Jewel-Osco, which also recently eliminated its Preferred Customer loyalty cards, plans to instead hire more cashiers and add shorter express lanes, said Sperling.

"We are creating an environment to better connect with our customers and give them more personalized service, one on one," Sperling said. "We think that our shoppers will be happy with our improved service."

The move is part of a growing trend nationwide among some large retailers that are returning to the human touch, despite the extra labor costs. Also, technology glitches, restrictions on purchasing liquor and other controlled products, and a higher rate of theft are contributing to the decline of self-checkout at retailers nationwide, said Jeff Weidauer, vice president of marketing and strategy for Vestcom, a marketing firm for retailers.

"We believe that in the next couple of years, self-checkout will be eliminated altogether," said Weidauer.

In Jewel's case, loss prevention is one of the factors, but the key reason for this decision is customer service, Sperling said.

"We have set a higher bar for customer service in our stores this year, and we feel that letting a customer come in, shop and leave without any opportunity for that last interaction at the check stand isn't reflective of the culture we're establishing," Sperling said.

Many grocers and other retailers started using self-checkout technology in the Chicago and suburban area roughly a decade ago, including Dominick's, Home Depot, Walmart and others.

Grand Rapids, Mich.,-based Meijer stores began using self-checkout lanes in 1998, and most of its stores have had self-checkout lanes for at least 10 years, said Meijer spokesman Frank Guglielmi.

Meijer said it plans to continue with self-checkout lanes, despite what competitors are doing.

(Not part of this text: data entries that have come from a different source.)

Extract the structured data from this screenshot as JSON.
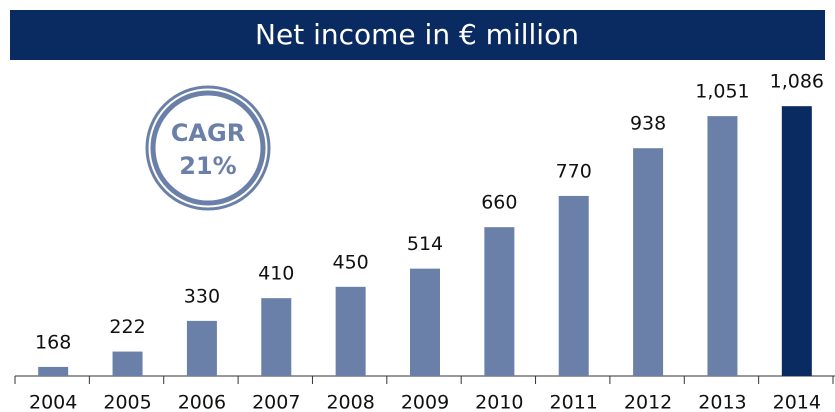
{
  "chart_data": {
    "type": "bar",
    "title": "Net income in € million",
    "categories": [
      "2004",
      "2005",
      "2006",
      "2007",
      "2008",
      "2009",
      "2010",
      "2011",
      "2012",
      "2013",
      "2014"
    ],
    "values": [
      168,
      222,
      330,
      410,
      450,
      514,
      660,
      770,
      938,
      1051,
      1086
    ],
    "value_labels": [
      "168",
      "222",
      "330",
      "410",
      "450",
      "514",
      "660",
      "770",
      "938",
      "1,051",
      "1,086"
    ],
    "colors": [
      "#6a80a8",
      "#6a80a8",
      "#6a80a8",
      "#6a80a8",
      "#6a80a8",
      "#6a80a8",
      "#6a80a8",
      "#6a80a8",
      "#6a80a8",
      "#6a80a8",
      "#0a2a62"
    ],
    "ylim": [
      136,
      1150
    ],
    "annotations": [
      "CAGR",
      "21%"
    ]
  }
}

Meijer regularly updates the scanning technology and even added conveyor-belt lanes for the larger orders, said Meijer spokesman Frank Guglielmi.

"Many of our customers like the self-scan option and for those customer who prefer a staffed checkout lane, we still have most of our checkout lanes dedicated to staffed cashiers. It's really about offering choices for our customers," Guglielmi said.

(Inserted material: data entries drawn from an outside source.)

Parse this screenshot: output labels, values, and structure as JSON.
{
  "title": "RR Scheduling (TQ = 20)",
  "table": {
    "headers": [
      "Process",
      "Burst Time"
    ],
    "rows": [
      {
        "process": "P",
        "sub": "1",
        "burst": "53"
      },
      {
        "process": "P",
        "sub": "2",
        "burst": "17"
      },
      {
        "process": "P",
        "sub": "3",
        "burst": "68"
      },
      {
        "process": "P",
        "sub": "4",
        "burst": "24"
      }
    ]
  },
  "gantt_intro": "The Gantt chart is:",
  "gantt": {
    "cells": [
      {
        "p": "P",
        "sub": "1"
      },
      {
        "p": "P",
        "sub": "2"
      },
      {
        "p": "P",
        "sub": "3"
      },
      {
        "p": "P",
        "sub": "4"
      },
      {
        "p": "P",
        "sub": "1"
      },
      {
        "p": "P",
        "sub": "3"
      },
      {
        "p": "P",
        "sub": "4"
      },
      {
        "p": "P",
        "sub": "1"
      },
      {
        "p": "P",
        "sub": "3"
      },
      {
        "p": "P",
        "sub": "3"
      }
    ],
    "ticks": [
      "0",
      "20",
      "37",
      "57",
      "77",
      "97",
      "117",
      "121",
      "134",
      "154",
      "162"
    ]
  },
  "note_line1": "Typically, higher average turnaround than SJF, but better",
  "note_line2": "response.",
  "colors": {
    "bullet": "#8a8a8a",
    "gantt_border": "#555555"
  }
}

Good service is a strong point of difference in today's competitive grocery market, said Bill Bishop, industry analyst and chief architect of Barrington-based Brick Meets Click.

"Some people just want to get out quickly and, for many of them, self-service checkouts have become a good option. If they're taken away, that'll be poorer service from their point of view," said Bishop. "Other people appreciate the help and sometimes even a conversation with employees. These customers will appreciate having more lanes open to keep the lines short."

While the equipment helps to reduce labor costs, it can stress employees who are staffing four to six self-checkout lanes when problems or interruptions occur, experts said. Whenever alcohol is sold, an employee over age 21 still is required to scan it due to age limitations on the purchase. Also, if there is a technology glitch, a coupon isn't accepted or a code is wrong, then a cashier still has to help the customer, experts said.

Also, theft increased at self-checkout lanes and some stores tried random checks of customer orders after they completed their transactions, Weidauer said.

"The chance of catching someone randomly was rare and the chance of upsetting a good customer was high, because they'll feel like they were called out. There was just no good way to handle that," Weidauer said.

Most of all, people enjoy talking with someone in the store. The self-checkout system just doesn't provide that connection, Weidauer said.

"They've lost that contact, which is part of the whole shopping experience. It almost was like shopping online," said Weidauer said.